New York FBI Director Mark Mershon described Gross' criminal conduct as "the most egregious betrayals of the public trust."

Investigators said the former judge had teamed up with Nicholas Gruttadauria who they said is a member of the Genovese crime family. Gruttadauria has also pleaded guilty. FBI officials said the two men tried to use invoices from Freeport restaurant Cafe By The Sea to launder the money.

Gross faces 20 years in prison and a $250,000 fine.

Thanks to WNBC

Thursday, September 29, 2005

PAY FOR 'MAFIA' JUDGE

Friends of ours: Genovese Crime Family
Friends of mine: David Gross


The state's top court yesterday ruled that an alleged mob-connected Long Island judge can receive his $122,700 annual judicial salary until the case is resolved.

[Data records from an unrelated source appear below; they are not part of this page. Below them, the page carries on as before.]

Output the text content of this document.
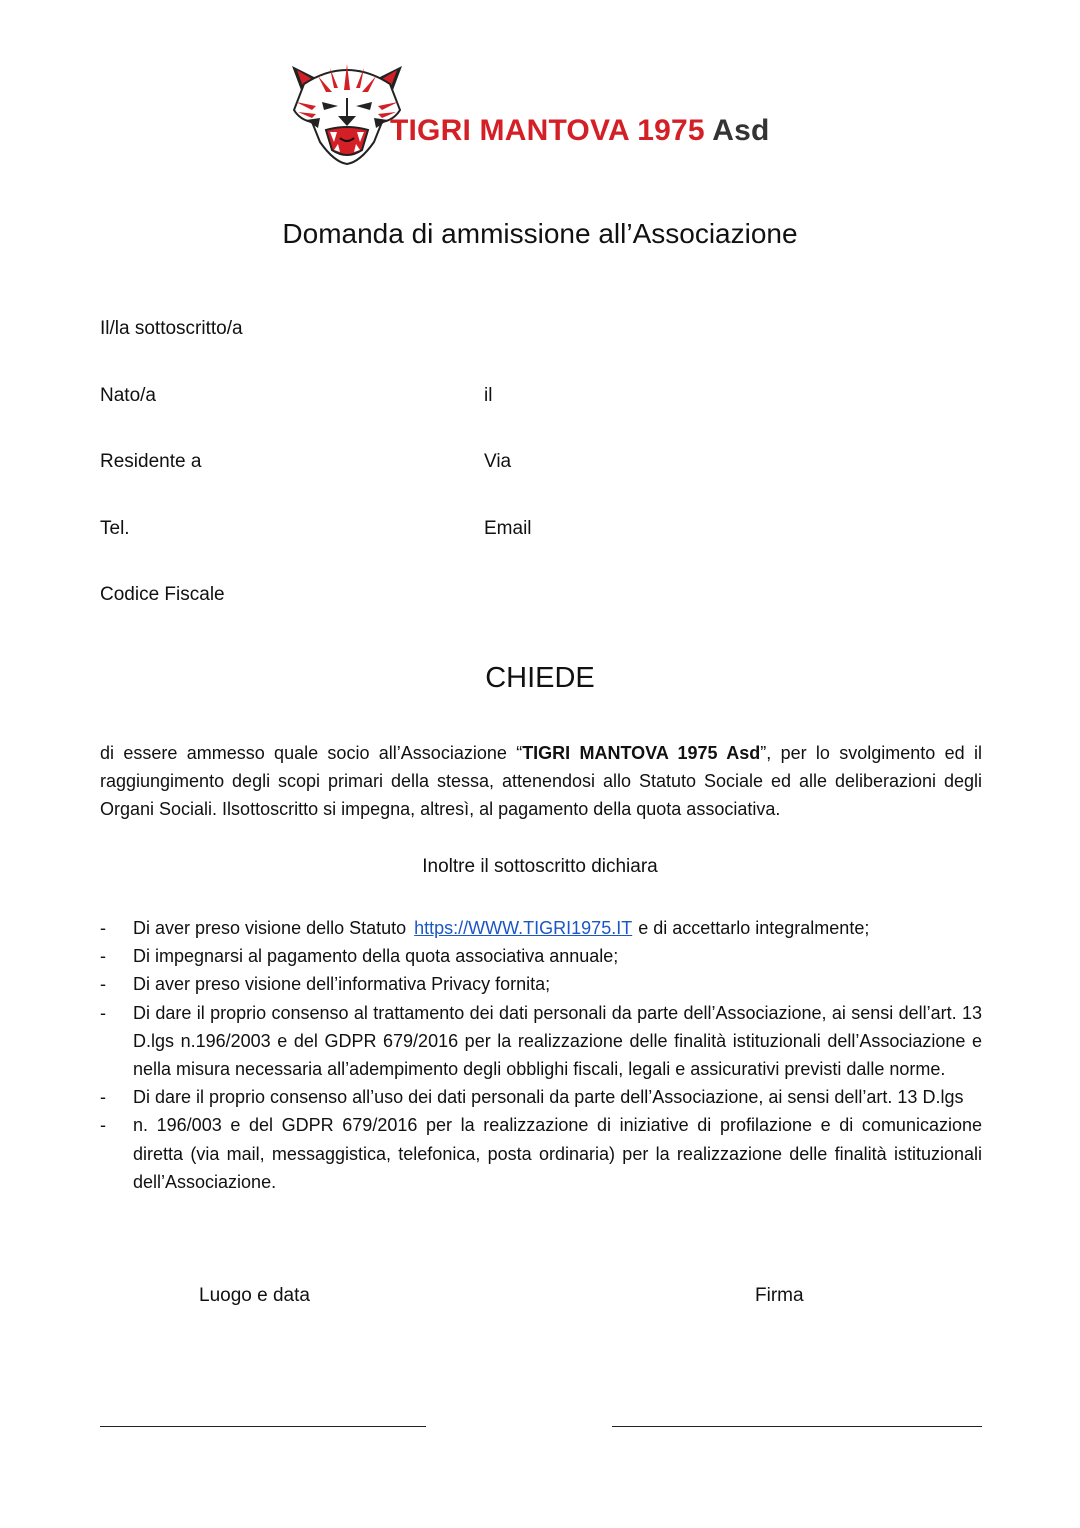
TIGRI MANTOVA 1975 Asd
Domanda di ammissione all’Associazione
Il/la sottoscritto/a
Nato/a	il
Residente a	Via
Tel.	Email
Codice Fiscale
CHIEDE
di essere ammesso quale socio all’Associazione “TIGRI MANTOVA 1975 Asd”, per lo svolgimento ed il raggiungimento degli scopi primari della stessa, attenendosi allo Statuto Sociale ed alle deliberazioni degli Organi Sociali. Ilsottoscritto si impegna, altresì, al pagamento della quota associativa.
Inoltre il sottoscritto dichiara
- Di aver preso visione dello Statuto https://WWW.TIGRI1975.IT e di accettarlo integralmente;
- Di impegnarsi al pagamento della quota associativa annuale;
- Di aver preso visione dell’informativa Privacy fornita;
- Di dare il proprio consenso al trattamento dei dati personali da parte dell’Associazione, ai sensi dell’art. 13 D.lgs n.196/2003 e del GDPR 679/2016 per la realizzazione delle finalità istituzionali dell’Associazione e nella misura necessaria all’adempimento degli obblighi fiscali, legali e assicurativi previsti dalle norme.
- Di dare il proprio consenso all’uso dei dati personali da parte dell’Associazione, ai sensi dell’art. 13 D.lgs
- n. 196/003 e del GDPR 679/2016 per la realizzazione di iniziative di profilazione e di comunicazione diretta (via mail, messaggistica, telefonica, posta ordinaria) per la realizzazione delle finalità istituzionali dell’Associazione.
Luogo e data	Firma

The Court of Appeals yesterday formally suspended Nassau County District Court Judge David Gross, who is accused of moonlighting as a mob money launderer.

"The statute creates a presumption in favor of suspension with pay, corresponding to the presumption of innocence that is basic to our justice system," the court found in its unanimous two-page ruling. The judges explained that the court's usual practice is to suspend a judge with pay "unless the charged misconduct is directly connected with the performance of the judicial office." The court held open the possibility of revisiting the issue if such a link is later established.

Gross, a father of two with a wife who does not have a job, had asked the court through his lawyer not to cut off his pay because it is his family's only income. "Judges aren't permitted to pursue employment outside of their responsibilities as judges," the lawyer, John Carman, wrote the Court of Appeals.

Gross, a Democrat still running for re-election, was arrested on Aug. 30 by federal agents, who also busted several reputed Genovese crime family members with nicknames like "Joe Box," "Beaver" and "Mousey," according to court papers. An undercover agent allegedly was introduced to Gross, who offered to fence diamonds in an illegal scheme, authorities charge.

The agent allegedly caught Gross on tape demanding a $500 fee for his services. Gross also was reputedly recorded bragging to the agent that he knew how to bend campaign finance rules. Gross was released on $500,000 bond and put on administrative leave.

The 71-page affidavit outlining the case against Gross said his name surfaced in the course of an investigation of reputed mob figures and gambling on Long Island. If convicted, Gross could get up to 20 years.